Die vereinigten ExpertInnen aus „Notstand“ und „Endstation“ zanken sich noch über Paritäten und Verfahren, da rufen die Herolde schon den Bildungsgipfel aus. Ausgewählte StrategInnen der vereinigten Klagerunden sammeln ihre Papiere ein und treten dem Kanzler gegenüber. Das Recht auf Bildung, gewiß, aber die Studienzeiten. Die Notwendigkeit wissenschaftlicher Höchstleistungen am rohstoffarmen Standort Deutschland, gewiß, aber der Solidarpakt ...

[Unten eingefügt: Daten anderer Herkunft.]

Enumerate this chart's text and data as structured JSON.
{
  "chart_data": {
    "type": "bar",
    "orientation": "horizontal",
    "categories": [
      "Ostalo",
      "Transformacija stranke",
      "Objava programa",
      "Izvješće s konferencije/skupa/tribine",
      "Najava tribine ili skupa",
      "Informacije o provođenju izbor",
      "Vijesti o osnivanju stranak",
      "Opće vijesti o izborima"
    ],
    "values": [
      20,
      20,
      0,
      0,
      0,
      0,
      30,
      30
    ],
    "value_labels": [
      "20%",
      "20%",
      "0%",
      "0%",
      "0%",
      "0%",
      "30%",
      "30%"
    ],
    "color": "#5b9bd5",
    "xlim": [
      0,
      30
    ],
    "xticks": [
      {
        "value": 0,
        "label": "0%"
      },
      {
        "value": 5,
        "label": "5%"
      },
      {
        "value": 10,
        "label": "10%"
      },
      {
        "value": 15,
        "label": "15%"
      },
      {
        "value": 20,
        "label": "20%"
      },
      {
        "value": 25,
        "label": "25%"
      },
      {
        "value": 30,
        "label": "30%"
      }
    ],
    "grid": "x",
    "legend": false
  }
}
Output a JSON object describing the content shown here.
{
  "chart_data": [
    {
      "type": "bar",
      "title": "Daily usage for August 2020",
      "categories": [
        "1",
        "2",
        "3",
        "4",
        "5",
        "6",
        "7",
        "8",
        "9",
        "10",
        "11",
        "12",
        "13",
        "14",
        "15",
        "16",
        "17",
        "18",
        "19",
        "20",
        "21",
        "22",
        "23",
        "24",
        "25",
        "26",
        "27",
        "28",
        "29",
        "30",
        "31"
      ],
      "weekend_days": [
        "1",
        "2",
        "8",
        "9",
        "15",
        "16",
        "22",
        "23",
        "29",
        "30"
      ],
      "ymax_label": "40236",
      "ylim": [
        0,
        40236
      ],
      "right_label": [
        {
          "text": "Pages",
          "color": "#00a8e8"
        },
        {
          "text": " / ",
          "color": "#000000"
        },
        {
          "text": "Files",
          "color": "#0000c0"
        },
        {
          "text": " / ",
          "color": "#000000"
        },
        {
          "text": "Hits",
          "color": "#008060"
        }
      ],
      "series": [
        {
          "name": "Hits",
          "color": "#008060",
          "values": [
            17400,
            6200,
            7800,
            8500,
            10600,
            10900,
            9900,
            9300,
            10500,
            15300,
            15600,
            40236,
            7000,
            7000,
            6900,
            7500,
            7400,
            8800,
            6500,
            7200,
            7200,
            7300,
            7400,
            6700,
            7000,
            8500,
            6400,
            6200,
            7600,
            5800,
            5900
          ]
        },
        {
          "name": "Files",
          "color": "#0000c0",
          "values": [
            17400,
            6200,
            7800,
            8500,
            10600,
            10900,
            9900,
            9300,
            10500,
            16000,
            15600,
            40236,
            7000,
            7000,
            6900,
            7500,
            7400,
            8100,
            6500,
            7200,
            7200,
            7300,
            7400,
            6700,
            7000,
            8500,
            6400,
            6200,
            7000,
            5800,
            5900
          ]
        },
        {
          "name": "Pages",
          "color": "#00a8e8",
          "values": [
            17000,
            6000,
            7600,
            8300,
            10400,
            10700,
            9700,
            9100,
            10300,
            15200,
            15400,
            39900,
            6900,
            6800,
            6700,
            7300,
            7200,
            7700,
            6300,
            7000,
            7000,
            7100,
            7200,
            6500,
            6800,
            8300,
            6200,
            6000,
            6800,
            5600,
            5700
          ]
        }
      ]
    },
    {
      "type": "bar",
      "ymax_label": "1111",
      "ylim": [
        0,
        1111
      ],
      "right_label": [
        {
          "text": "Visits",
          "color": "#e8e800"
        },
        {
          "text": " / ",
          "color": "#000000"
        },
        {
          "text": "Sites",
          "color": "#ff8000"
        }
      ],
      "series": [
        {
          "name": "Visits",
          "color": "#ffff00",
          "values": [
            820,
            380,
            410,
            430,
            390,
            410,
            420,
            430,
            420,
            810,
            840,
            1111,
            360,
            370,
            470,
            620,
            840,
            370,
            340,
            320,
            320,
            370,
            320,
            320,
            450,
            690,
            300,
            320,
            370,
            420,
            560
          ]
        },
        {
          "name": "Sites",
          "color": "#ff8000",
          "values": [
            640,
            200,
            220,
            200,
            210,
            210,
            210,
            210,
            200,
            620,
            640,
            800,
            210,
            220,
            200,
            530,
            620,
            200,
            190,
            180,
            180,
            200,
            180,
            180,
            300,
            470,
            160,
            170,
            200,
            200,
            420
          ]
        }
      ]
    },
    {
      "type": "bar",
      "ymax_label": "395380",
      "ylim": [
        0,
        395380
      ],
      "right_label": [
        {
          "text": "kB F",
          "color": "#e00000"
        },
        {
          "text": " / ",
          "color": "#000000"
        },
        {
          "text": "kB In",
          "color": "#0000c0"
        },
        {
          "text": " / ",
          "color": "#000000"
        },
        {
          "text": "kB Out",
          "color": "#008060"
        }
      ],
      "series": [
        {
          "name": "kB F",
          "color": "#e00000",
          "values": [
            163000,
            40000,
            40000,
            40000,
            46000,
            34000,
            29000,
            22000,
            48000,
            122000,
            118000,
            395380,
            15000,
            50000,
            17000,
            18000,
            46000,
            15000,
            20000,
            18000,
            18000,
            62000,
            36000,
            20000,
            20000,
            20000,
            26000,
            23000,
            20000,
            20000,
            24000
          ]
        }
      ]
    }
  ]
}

Und dann sagen die Hochschulen: nein. Es gibt keinen Kompromiß zwischen Kürzungen und inhaltlichen Restriktionen. Gerade weil wir wissen, daß wir in den Hochschulen viel zu erneuern und zu korrigieren haben, mehr, als uns lieb sein kann, werden wir nicht darauf warten, daß uns dies almosenhaft bezahlt wird, wir aber weiterhin auf Diät gesetzt bleiben. Wir werden unsere Verfassung, unseren aktuellen und künftigen Zustand in die eigene Hand nehmen müssen, wenn wir noch einen Funken Verstand in der Aufgabe von Hochschulen und wissenschaftlicher Menschenbildung sehen, einschließlich beruflicher Qualifikation und kritischer Forschung. Aber das Geld brauchen wir trotzdem, und wir werden den Menschen in diesem Land sagen müssen, daß sie nicht nur zwischen Weltraumspaziergängen und Kampfflugzeugen und der wissenschaftlichen Ausbildung künftiger Generationen wählen müssen, sondern auch zwischen dieser und Autobahnen, Urlaubsreisen und Konsumgütern. Michael Daxner

Präsident der Carl-v.-Ossietzky- Universität Oldenburg, fertigte im Auftrag der Grünen ein Gutachten: „Entstaatlichung und Veröffentlichung. Die Hochschule als republikanischer Ort“. Hrsg. v. Heinrich-Böll-Stiftung e.V. Oldenburg, 1991.